One of the surprise box office hits of the year so far, Wes Anderson’s latest movie, The Grand Budapest Hotel, seems to have struck a real chord with audiences. And I’m pleased to say that attention is thoroughly deserved as Anderson delivers yet another delightfully-crafted slice of whimsy.
Ralph Fiennes leads a cameo-stuffed cast as Gustave H, the oddball concierge of the titular establishment, and we spend the duration of the movie following him through his wacky adventures in search of a priceless piece of Renaissance art.
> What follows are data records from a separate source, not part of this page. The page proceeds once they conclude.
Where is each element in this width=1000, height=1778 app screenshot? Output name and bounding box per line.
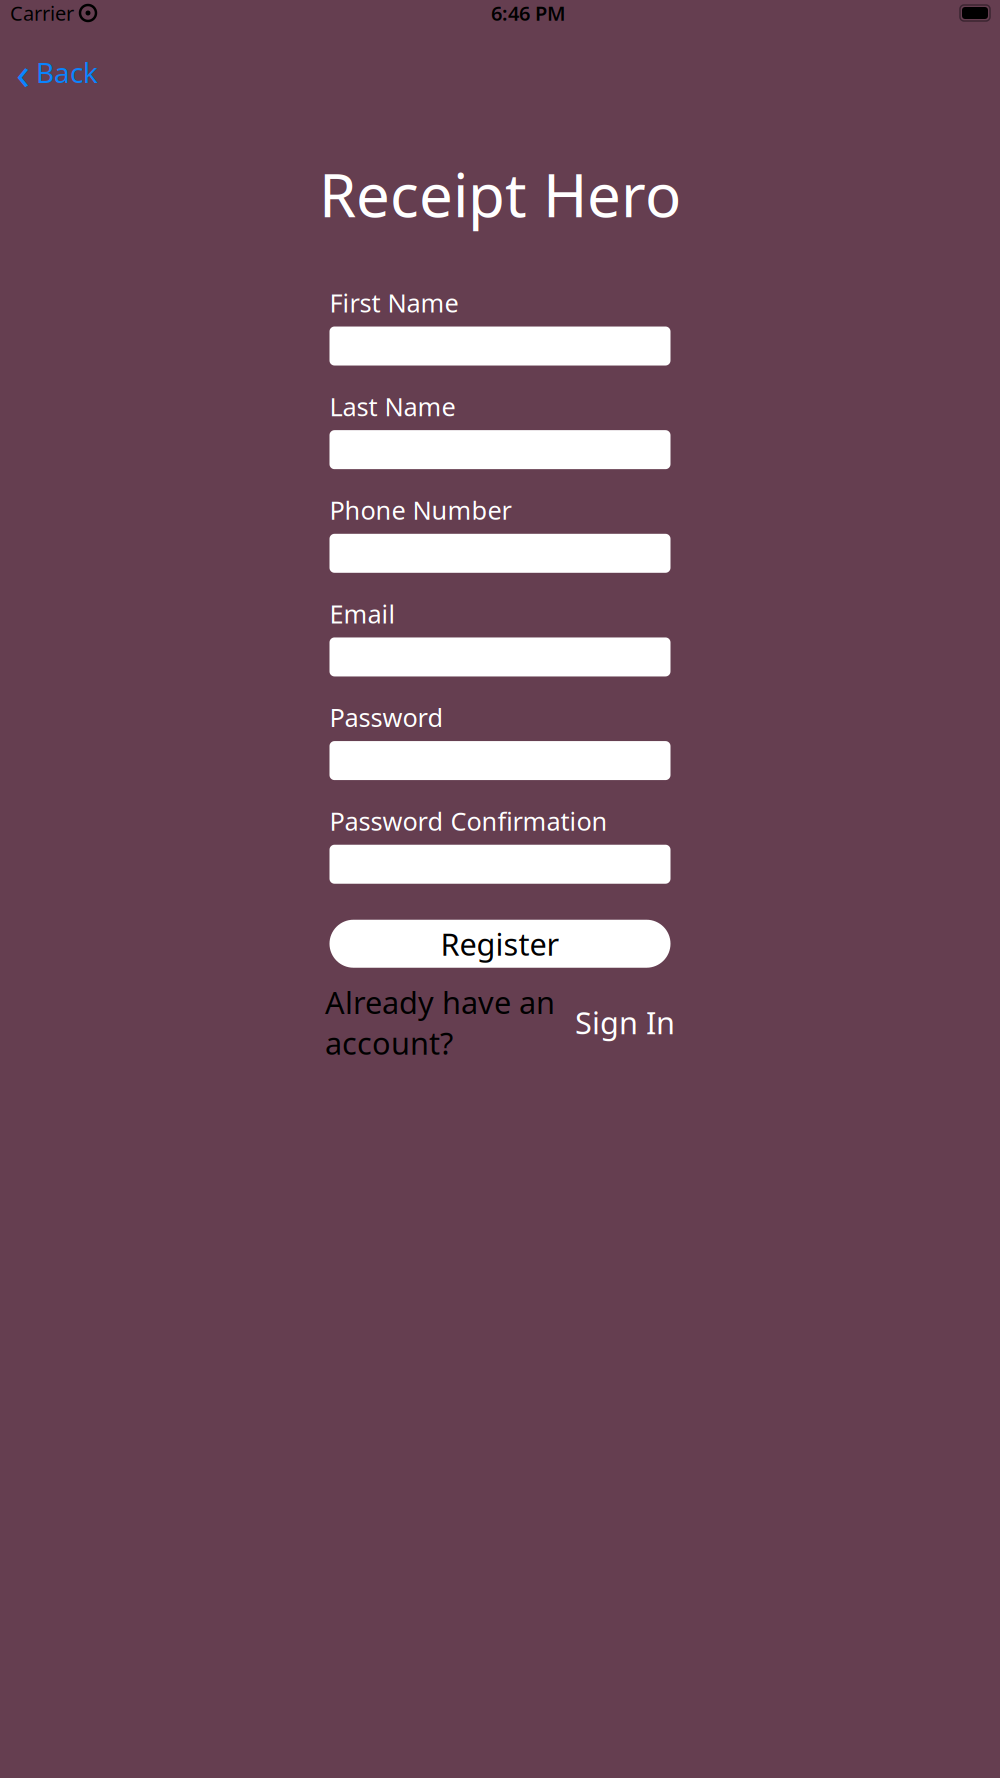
staticText: Carrier (10, 0, 74, 26)
staticText: Back (36, 54, 98, 91)
staticText: Phone Number (330, 493, 512, 527)
staticText: Password Confirmation (330, 804, 608, 838)
staticText: Last Name (330, 390, 456, 423)
staticText: Receipt Hero (319, 154, 681, 234)
staticText: ‹ (16, 42, 30, 102)
staticText: Sign In (575, 1002, 675, 1043)
staticText: Password (330, 700, 444, 734)
staticText: 6:46 PM (491, 0, 566, 26)
staticText: First Name (330, 286, 458, 320)
button[interactable]: Register (330, 920, 670, 968)
button[interactable]: Sign In (575, 1002, 675, 1043)
staticText: Already have an account? (325, 982, 555, 1063)
staticText: Email (330, 597, 396, 630)
staticText (74, 0, 79, 26)
button[interactable]: ‹ (8, 38, 106, 106)
staticText: Register (440, 923, 560, 964)
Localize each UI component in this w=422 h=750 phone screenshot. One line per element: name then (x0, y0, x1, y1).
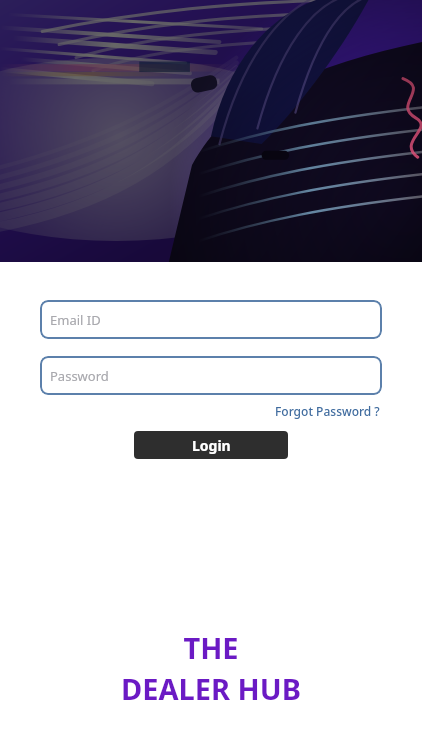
staticText: Password (50, 367, 109, 385)
staticText: Forgot Password ? (275, 403, 380, 419)
staticText: DEALER HUB (121, 669, 301, 708)
staticText: Email ID (50, 311, 101, 329)
staticText: Login (192, 436, 231, 455)
button[interactable]: Email ID (40, 300, 382, 339)
button[interactable]: Forgot Password ? (273, 402, 382, 420)
button[interactable]: Login (134, 431, 288, 459)
button[interactable]: Password (40, 356, 382, 395)
staticText: THE (183, 628, 239, 667)
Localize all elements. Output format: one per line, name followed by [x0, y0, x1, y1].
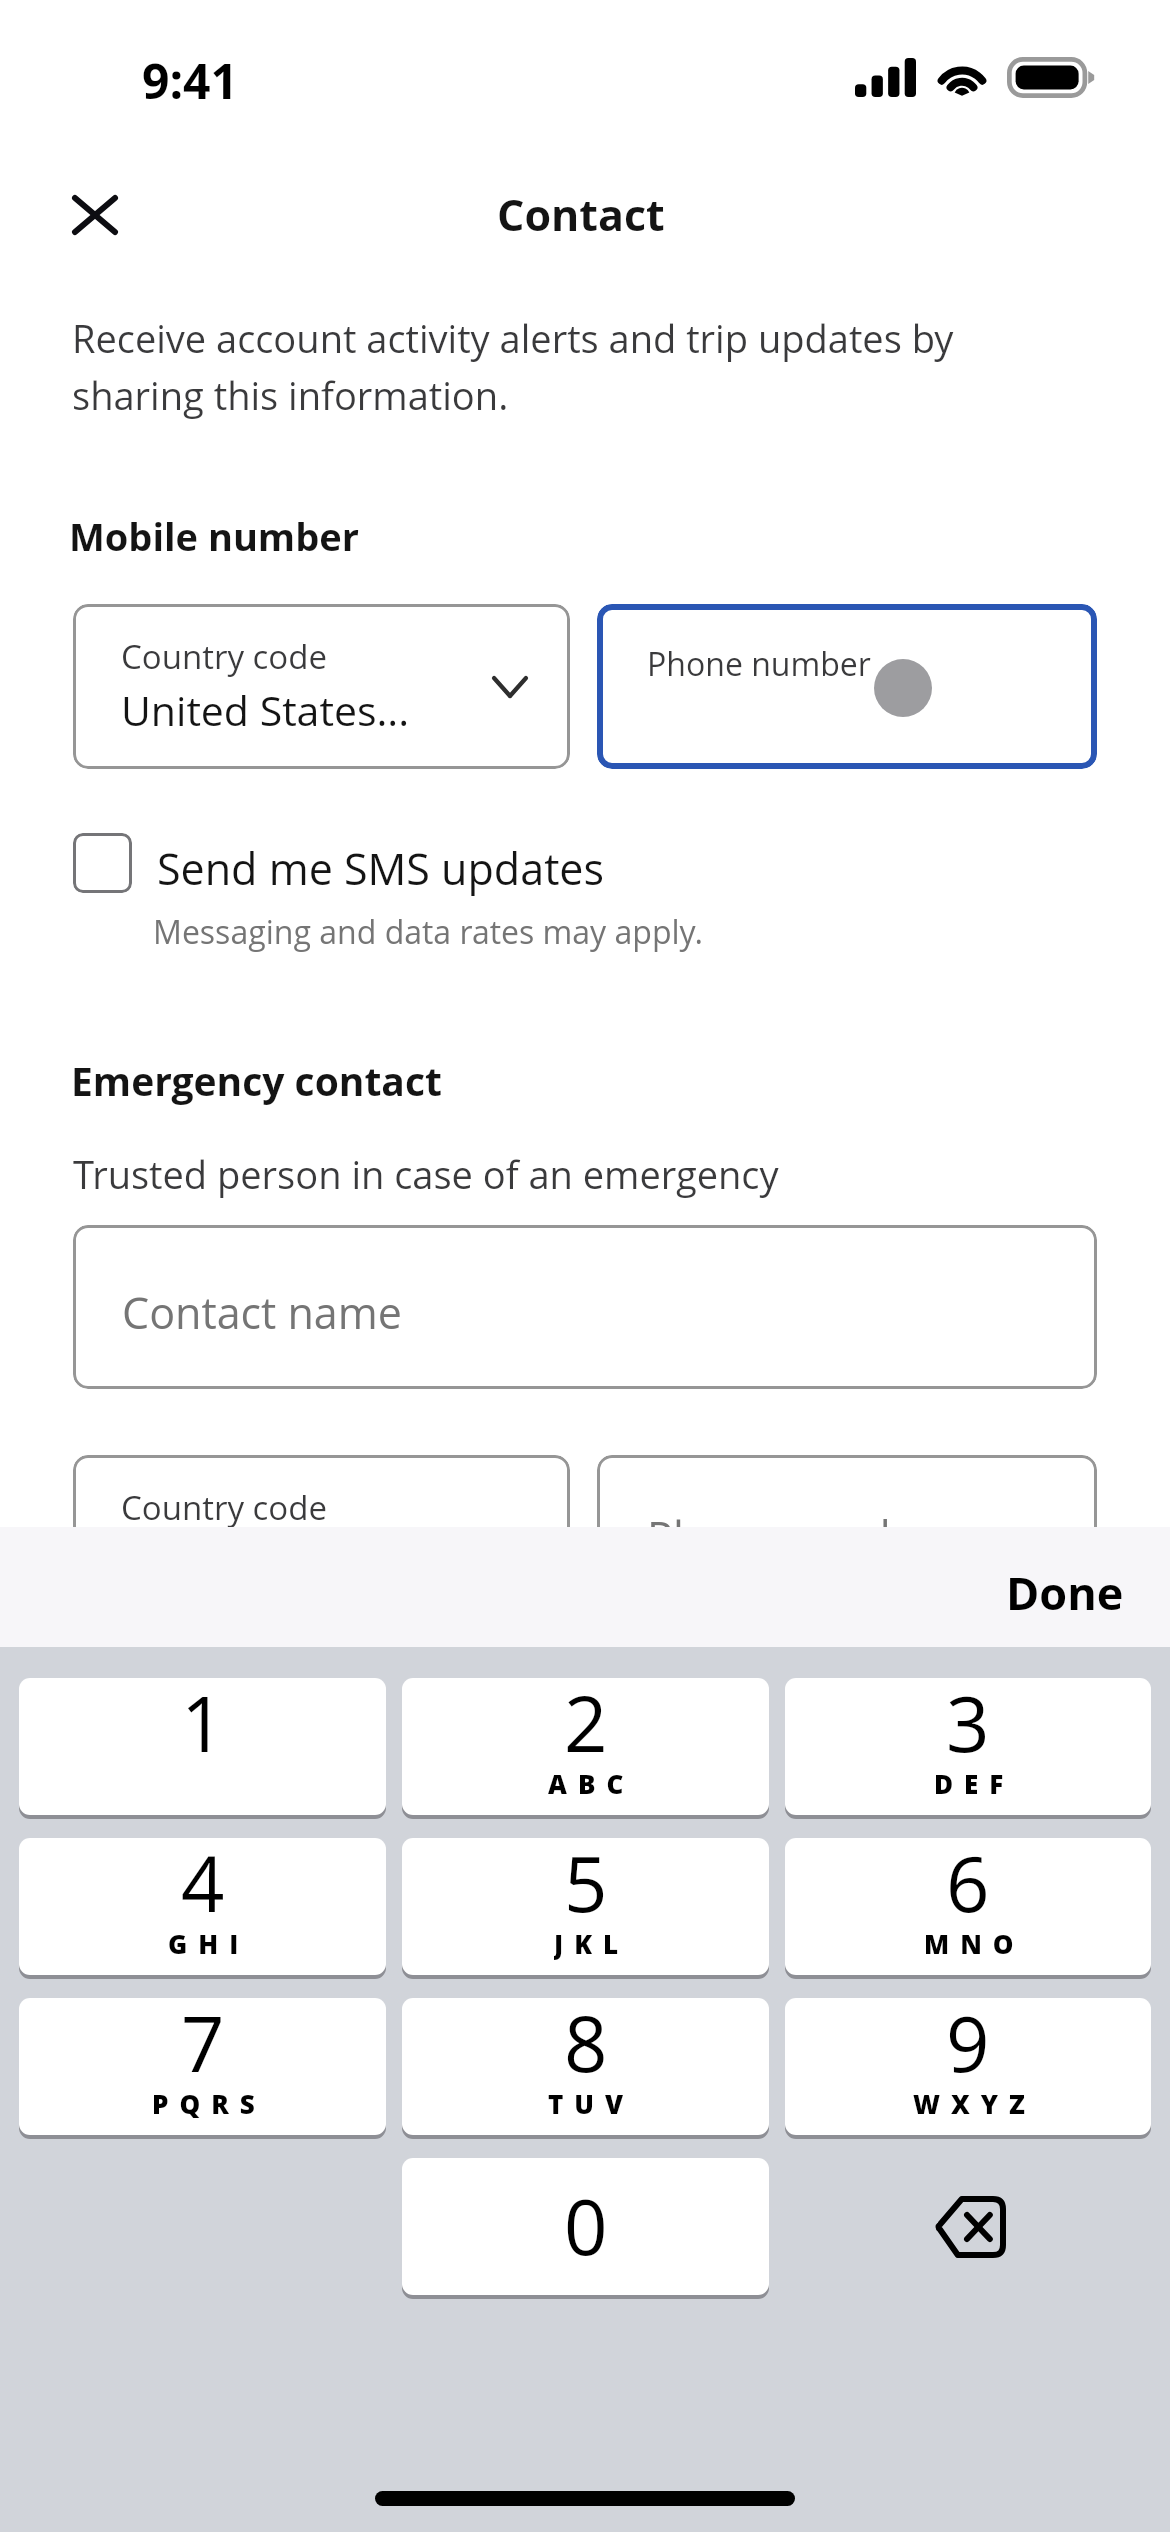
button[interactable]: 3 [785, 1678, 1151, 1815]
button[interactable]: Country code [73, 1455, 570, 1620]
staticText: GHI [168, 1926, 250, 1960]
staticText: Done [1006, 1562, 1124, 1623]
button[interactable]: 1 [19, 1678, 386, 1815]
button[interactable]: Phone number [597, 604, 1097, 769]
staticText: 7 [181, 1998, 225, 2094]
staticText: 6 [946, 1838, 990, 1934]
button[interactable]: Backspace [785, 2158, 1151, 2295]
staticText: DEF [934, 1766, 1015, 1800]
staticText: WXYZ [913, 2086, 1036, 2120]
button[interactable]: Done [982, 1541, 1148, 1634]
button[interactable]: Contact name [73, 1225, 1097, 1389]
staticText: 9 [946, 1998, 990, 2094]
staticText: United States... [121, 682, 410, 738]
button[interactable]: Country code [73, 604, 570, 769]
staticText: 0 [564, 2174, 608, 2277]
staticText: TUV [548, 2086, 635, 2120]
button[interactable]: 8 [402, 1998, 769, 2135]
staticText: Mobile number [69, 510, 359, 562]
button[interactable]: Close [48, 166, 142, 260]
staticText: Phone number [647, 642, 871, 686]
staticText: Emergency contact [71, 1054, 442, 1107]
staticText: JKL [554, 1926, 630, 1960]
button[interactable]: 4 [19, 1838, 386, 1975]
staticText: 2 [564, 1678, 608, 1774]
button[interactable]: 5 [402, 1838, 769, 1975]
button[interactable]: 2 [402, 1678, 769, 1815]
staticText: 1 [181, 1678, 225, 1774]
staticText: MNO [924, 1926, 1025, 1960]
staticText: 8 [564, 1998, 608, 2094]
button[interactable]: 0 [402, 2158, 769, 2295]
staticText: Send me SMS updates [157, 839, 604, 898]
button[interactable]: 7 [19, 1998, 386, 2135]
staticText: 9:41 [142, 48, 238, 113]
staticText: ABC [548, 1766, 635, 1800]
staticText: Country code [121, 1485, 327, 1530]
staticText: Country code [121, 634, 327, 679]
staticText: Contact [497, 185, 665, 244]
staticText: Messaging and data rates may apply. [153, 910, 703, 954]
staticText: Receive account activity alerts and trip… [72, 312, 1012, 421]
button[interactable]: 9 [785, 1998, 1151, 2135]
button[interactable]: Phone number [597, 1455, 1097, 1620]
staticText: 3 [946, 1678, 990, 1774]
staticText: Trusted person in case of an emergency [73, 1148, 779, 1200]
button[interactable]: Send me SMS updates checkbox [73, 833, 132, 893]
button[interactable]: 6 [785, 1838, 1151, 1975]
staticText: Contact name [122, 1283, 402, 1342]
staticText: 4 [181, 1838, 225, 1934]
staticText: PQRS [152, 2086, 266, 2120]
staticText: 5 [564, 1838, 608, 1934]
staticText: Phone number [647, 1507, 948, 1566]
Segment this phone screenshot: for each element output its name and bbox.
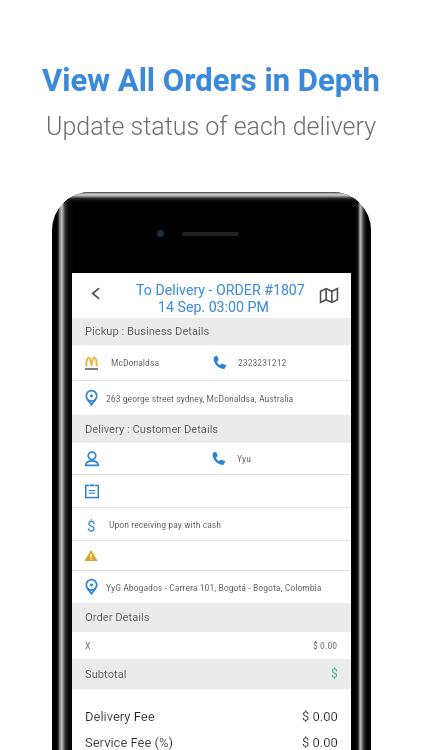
button[interactable]: McDonaldsa [72, 345, 351, 380]
button[interactable]: Back [72, 271, 119, 316]
staticText: 263 george street sydney, McDonaldsa, Au… [106, 393, 294, 404]
staticText: X [85, 640, 91, 651]
staticText: Delivery : Customer Details [85, 423, 219, 436]
staticText: $ [331, 667, 338, 681]
staticText: Subtotal [85, 668, 127, 681]
button[interactable] [72, 475, 351, 507]
staticText: Delivery Fee [85, 709, 155, 724]
staticText: View All Orders in Depth [0, 62, 422, 98]
staticText: Upon receiving pay with cash [109, 519, 222, 530]
staticText: Pickup : Business Details [85, 325, 210, 338]
staticText: McDonaldsa [111, 357, 160, 368]
staticText: Order Details [85, 611, 150, 624]
staticText: To Delivery - ORDER #1807 [136, 282, 305, 299]
button[interactable]: Service Fee (%) [85, 735, 338, 750]
staticText: $ 0.00 [302, 709, 338, 724]
staticText: Service Fee (%) [85, 735, 174, 750]
staticText: $ 0.00 [313, 640, 338, 651]
button[interactable]: Yyu [72, 443, 351, 474]
staticText: 14 Sep. 03:00 PM [158, 299, 269, 316]
staticText: Yyu [237, 453, 251, 464]
button[interactable]: 263 george street sydney, McDonaldsa, Au… [72, 381, 351, 415]
staticText: 2323231212 [238, 357, 287, 368]
button[interactable]: X [85, 632, 338, 659]
button[interactable]: $ [72, 508, 351, 540]
button[interactable]: Delivery Fee [85, 708, 338, 725]
staticText: Update status of each delivery [0, 112, 422, 141]
staticText: YyG Abogados - Carrera 101, Bogotá - Bog… [106, 582, 322, 593]
staticText: $ [87, 517, 96, 532]
staticText: $ 0.00 [302, 735, 338, 750]
button[interactable] [72, 541, 351, 570]
button[interactable]: Map [306, 273, 351, 318]
button[interactable]: YyG Abogados - Carrera 101, Bogotá - Bog… [72, 571, 351, 603]
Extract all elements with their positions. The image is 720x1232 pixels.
Fiennes is truly remarkable and, alongside his new lobby boy Zero (played by newcomer Tony Revolori), he develops into one half of one of the greatest, and most charming, bromances ever to grace the big screen. Their deftly handled rapport is second to none and sees them both performing at the top of their game.
As do the rest of the cast who all do a stellar job of delivering Anderson’s richly detailed and dancingly lyrical dialogue. And, to think that dialogue that great is left to play second fiddle to the visuals . . .
Anderson treats every single frame with the delicacy of a master craftsman. The result is exquisitely beautiful and his use of symmetry, along with his attention to detail, is unparalleled in modern cinema.
The public have spoken, The Grand Budapest Hotel is without doubt one of the great cinematic achievements of 2014.